With such a wide variety of people on the spectrum, the challenge is to find what drives each member, “what are their goals, what are their motivators, what are their strengths and interests, what are their dislikes, where are they comfortable,” Flores says. “Because when they’re happy and thriving and doing what they love most, obviously they’re going to be successful, just like any neurotypical individual. I think sometimes our disability community doesn’t get that focus, doesn’t get that they don’t get asked those questions. They’re like, Oh, you want a job, great. So here: let’s go work in environmental services, or let’s go work in the culinary department. There’s absolutely nothing wrong with that, if you have a passion and a desire to work in environmental services or culinary. That’s just an example.” But the more searching goal, which takes more individualized work, is “finding specific opportunities for our members that will really help them thrive and be the best version of themselves, just like a neurotypical individual.”
The programs at the Clubhouse run like school semesters, covering curriculums the same way. This summer, the Clubhouse will start offering theme-based, age-delimited camps. As Flores sees the future, it won’t stop with just that facility at European Village. She sees the concept of Vincent’s Clubhouse expanding to other communities. And what she conceives of, as she did at Panera in that long founding discussion with King, tends to have reach, as Tuesday’s event suggested.
“It just shows the commitment that individuals here in Flagler County have toward ensuring great opportunities for our students and our adults with disabilities,” Moore said. “This program really is that opportunity to bridge with what we do in the school system and provide opportunities before and after school, as well as over summers and breaks for our students, but also for our adults as they age out of what we offer within the school district.”
JC says
It’s a starting point the location. Hopefully in the future they can move into a more appropriate location that is away from the bar next door on its right and the cigar lounge on its left.
Thomas Oelsner says
This is awesome as these members are getting to live their dreams and create new ones as they are given new opportunities.

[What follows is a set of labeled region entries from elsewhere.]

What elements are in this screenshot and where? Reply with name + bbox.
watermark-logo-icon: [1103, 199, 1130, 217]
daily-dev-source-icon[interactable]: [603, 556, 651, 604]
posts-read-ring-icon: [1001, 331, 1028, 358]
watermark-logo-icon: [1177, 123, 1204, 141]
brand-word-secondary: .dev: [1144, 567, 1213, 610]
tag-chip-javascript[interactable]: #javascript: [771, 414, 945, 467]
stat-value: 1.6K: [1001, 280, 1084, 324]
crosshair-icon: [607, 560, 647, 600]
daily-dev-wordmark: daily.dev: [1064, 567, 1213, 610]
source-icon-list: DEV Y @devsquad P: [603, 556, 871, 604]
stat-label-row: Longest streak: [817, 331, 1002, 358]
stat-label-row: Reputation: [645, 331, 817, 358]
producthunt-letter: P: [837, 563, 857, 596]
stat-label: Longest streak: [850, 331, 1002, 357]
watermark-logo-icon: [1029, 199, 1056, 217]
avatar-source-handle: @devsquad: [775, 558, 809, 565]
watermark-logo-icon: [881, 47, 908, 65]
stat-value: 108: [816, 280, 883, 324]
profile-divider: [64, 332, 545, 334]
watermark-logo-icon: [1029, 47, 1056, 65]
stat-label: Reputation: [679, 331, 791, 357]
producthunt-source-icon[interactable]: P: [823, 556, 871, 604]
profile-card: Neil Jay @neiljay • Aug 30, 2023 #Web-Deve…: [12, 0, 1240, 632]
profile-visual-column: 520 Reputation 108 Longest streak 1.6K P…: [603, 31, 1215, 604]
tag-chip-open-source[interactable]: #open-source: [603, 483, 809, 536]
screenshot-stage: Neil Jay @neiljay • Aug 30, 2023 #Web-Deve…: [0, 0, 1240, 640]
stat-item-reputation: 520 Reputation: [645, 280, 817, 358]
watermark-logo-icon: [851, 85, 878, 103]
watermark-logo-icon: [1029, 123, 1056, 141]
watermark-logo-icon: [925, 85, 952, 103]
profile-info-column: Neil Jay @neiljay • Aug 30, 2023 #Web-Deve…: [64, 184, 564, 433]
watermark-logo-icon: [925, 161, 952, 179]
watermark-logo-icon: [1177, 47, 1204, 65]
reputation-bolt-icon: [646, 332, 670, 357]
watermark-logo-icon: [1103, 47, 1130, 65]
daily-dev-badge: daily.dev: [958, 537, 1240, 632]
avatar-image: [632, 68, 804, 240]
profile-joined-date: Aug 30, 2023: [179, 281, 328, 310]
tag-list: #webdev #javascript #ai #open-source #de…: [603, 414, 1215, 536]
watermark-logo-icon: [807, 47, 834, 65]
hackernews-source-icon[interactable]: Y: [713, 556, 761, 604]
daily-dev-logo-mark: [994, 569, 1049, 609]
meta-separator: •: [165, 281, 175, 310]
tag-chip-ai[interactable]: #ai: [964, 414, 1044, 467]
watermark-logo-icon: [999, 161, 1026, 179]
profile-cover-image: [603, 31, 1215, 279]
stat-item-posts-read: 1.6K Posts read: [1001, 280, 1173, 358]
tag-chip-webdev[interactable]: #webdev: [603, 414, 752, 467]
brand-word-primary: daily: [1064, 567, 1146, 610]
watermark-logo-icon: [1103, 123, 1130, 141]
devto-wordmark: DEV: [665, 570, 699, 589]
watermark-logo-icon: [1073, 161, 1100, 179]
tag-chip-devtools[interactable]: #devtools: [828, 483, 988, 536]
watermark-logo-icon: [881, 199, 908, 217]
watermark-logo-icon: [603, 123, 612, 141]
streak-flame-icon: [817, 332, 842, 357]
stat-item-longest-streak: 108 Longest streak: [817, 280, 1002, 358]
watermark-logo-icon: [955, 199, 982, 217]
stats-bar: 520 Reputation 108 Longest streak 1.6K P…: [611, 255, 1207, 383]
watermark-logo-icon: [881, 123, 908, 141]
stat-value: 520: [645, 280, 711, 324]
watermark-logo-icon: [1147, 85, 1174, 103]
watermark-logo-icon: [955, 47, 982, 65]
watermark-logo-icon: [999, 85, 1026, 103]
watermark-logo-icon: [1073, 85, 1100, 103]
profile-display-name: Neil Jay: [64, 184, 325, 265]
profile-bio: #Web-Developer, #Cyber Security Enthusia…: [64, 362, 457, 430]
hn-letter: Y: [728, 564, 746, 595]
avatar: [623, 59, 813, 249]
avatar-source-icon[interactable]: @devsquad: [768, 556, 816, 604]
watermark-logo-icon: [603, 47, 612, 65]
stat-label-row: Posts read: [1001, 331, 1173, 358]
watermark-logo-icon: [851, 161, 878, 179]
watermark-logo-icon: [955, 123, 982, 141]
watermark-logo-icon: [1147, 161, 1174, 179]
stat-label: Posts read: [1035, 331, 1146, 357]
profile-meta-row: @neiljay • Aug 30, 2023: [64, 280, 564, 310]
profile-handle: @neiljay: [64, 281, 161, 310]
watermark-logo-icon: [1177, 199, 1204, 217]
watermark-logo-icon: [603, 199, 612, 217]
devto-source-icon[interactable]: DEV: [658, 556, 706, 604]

In 1990 my wife and I were living on Long Island and she worked for Reuters. When the copy center couldn’t keep up with the work, she reached out to the local agency that offered job training for people with disabilities. The people they sent over were amazing-of good humor, kind, and incredible workers. Yes, there were issues on occasion, but nothing that couldn’t be resolved quickly. The program was so successful my wife received recognition from Governor Mario Cuomo.
I hope this program is so successful they will grow out of the new facility.